「やっぱり昨日、家に来たんだね」

「ごめんなさい。行くべきじゃなかった」

私は俯き、自分の手を握りしめた。

「美結雨、聞いてくれる?」

雷斗は私の手を握った。その手があまりにも温かくて、涙が出てしまった。私は言葉にならずただ頷くだけだった。

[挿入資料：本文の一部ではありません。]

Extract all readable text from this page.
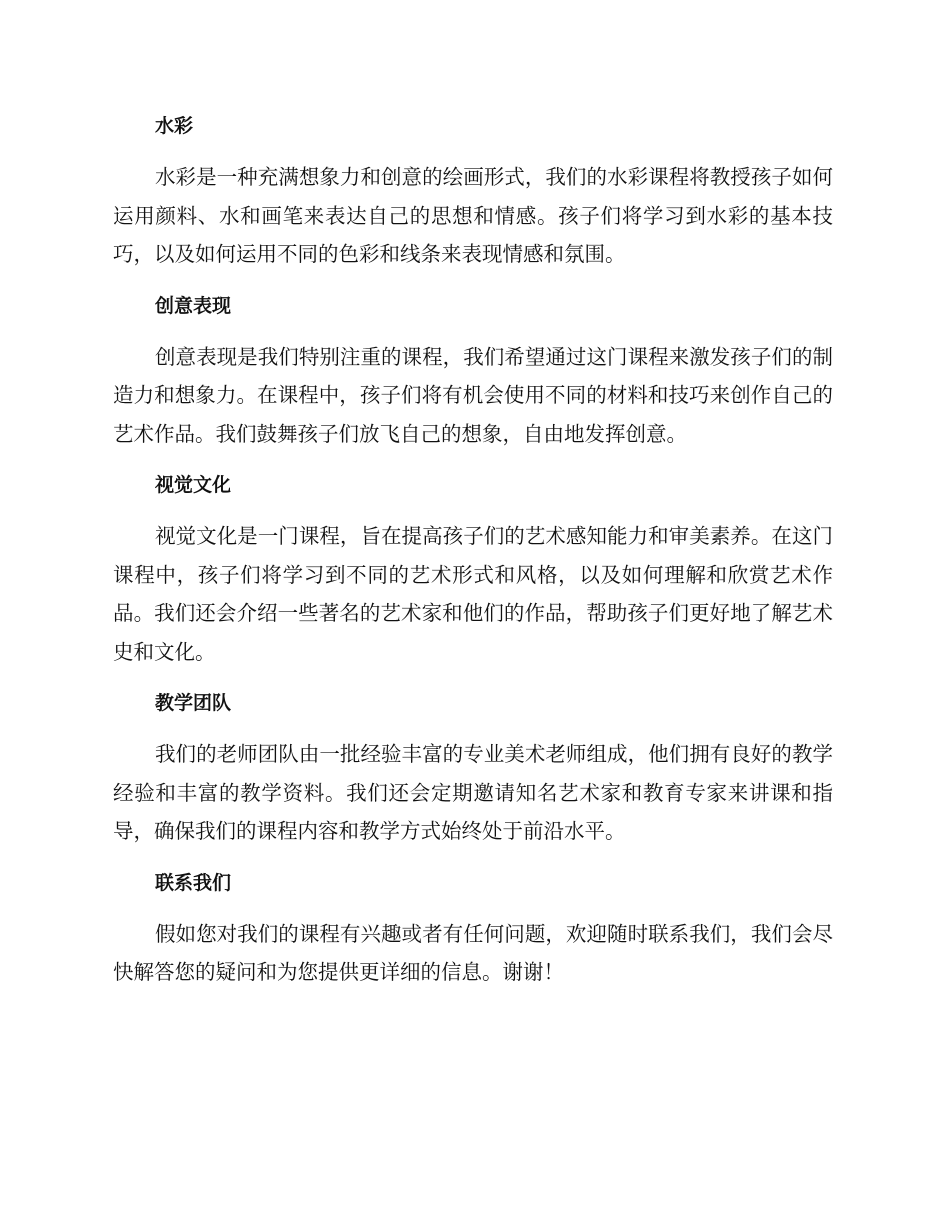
水彩

水彩是一种充满想象力和创意的绘画形式，我们的水彩课程将教授孩子如何运用颜料、水和画笔来表达自己的思想和情感。孩子们将学习到水彩的基本技巧，以及如何运用不同的色彩和线条来表现情感和氛围。

创意表现

创意表现是我们特别注重的课程，我们希望通过这门课程来激发孩子们的制造力和想象力。在课程中，孩子们将有机会使用不同的材料和技巧来创作自己的艺术作品。我们鼓舞孩子们放飞自己的想象，自由地发挥创意。

视觉文化

视觉文化是一门课程，旨在提高孩子们的艺术感知能力和审美素养。在这门课程中，孩子们将学习到不同的艺术形式和风格，以及如何理解和欣赏艺术作品。我们还会介绍一些著名的艺术家和他们的作品，帮助孩子们更好地了解艺术史和文化。

教学团队

我们的老师团队由一批经验丰富的专业美术老师组成，他们拥有良好的教学经验和丰富的教学资料。我们还会定期邀请知名艺术家和教育专家来讲课和指导，确保我们的课程内容和教学方式始终处于前沿水平。

联系我们

假如您对我们的课程有兴趣或者有任何问题，欢迎随时联系我们，我们会尽快解答您的疑问和为您提供更详细的信息。谢谢！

「昨日、美結雨が見た女性は、杉本菜々恵っていって大学時代の仲間なんだ」

やっぱり付き合っていたのか?確か、付き合う前に映画館で雷斗のスマホを見つけた時に着信通知に菜々恵って表示されてた。ずっと連絡を取り合っているってことだよね?

はぁ~っ。

私に勝ち目はないんだ。わかっていたことだけに余計辛い。でも雷斗の話はちゃんと聞かなきゃ。全部受け止めないと前に進めない。

「話を続けて......」

「大学時代に告白されて、でも俺は恋愛感情はないから断ったんだ。その後は会社を立ち上げて毎日が忙しくて、恋愛をする暇もなかった。スマホはずっと変えてなかったし、気にもしていなかった。前に美結雨に忘れてたスマホを受け取ったとき、着信が表示されてびっくりした」

「......うん。あの時、菜々恵って表示見ちゃった。やっぱり彼女がいるんだって思った」

「ごめん。俺、けっこう面倒くさがりでスマホの整理全然しないから登録もそのままなんだ」

気まずそうに私の様子を伺う。

「......私もそういうところあるから」

そういうのが精一杯だった。これ以上嫉妬したくなかった。

「昨日、接待だったのは本当だ。取引先の会社の秘書として現れたのが、杉本さんだった。俺は、美結雨に会いたくて早く話を進めた。その甲斐あって予定より早く終わりにすることができた。帰宅して、美結雨にメッセージを送ろうと思ったが着信が入った。それが杉本さんだった。大事な資料を渡したいと言われマンションの近くまで来ていると言われた。きっと俺の後を付けていたんだと思う」

「えっ?大丈夫なの?」

私は少し怖くなってしまった。モテる男はそうやってあとを付けられたりするのだ。確かにお兄ちゃんもよく知らない女に家の近くで待ち伏せされたとか言っていた。私はそういう経験がないからわからないけど。

「大事な資料がある、から会わないわけにも行かず、会うことにしたんだ。それにハッキリと言わないとわからないと思ったんだ。そうしたら家の近くどころかマンションの前まで来ていて、迷惑だった」

「迷惑だったのに何で抱き合っていたの?」

「いきなり駆け寄ってきて抱きつかれた。だからどうすることも出来なかった。その後、告白されたが断った。俺は今結婚を考えている人がいるって伝えた。これからは俺に関わるなとも言っておいたし、これからは会うこともないから」

「でも取引先でしょ?」

「大丈夫。俺が行かなくても有望な副社長がいるからね」

私を安心させるように優しく笑った。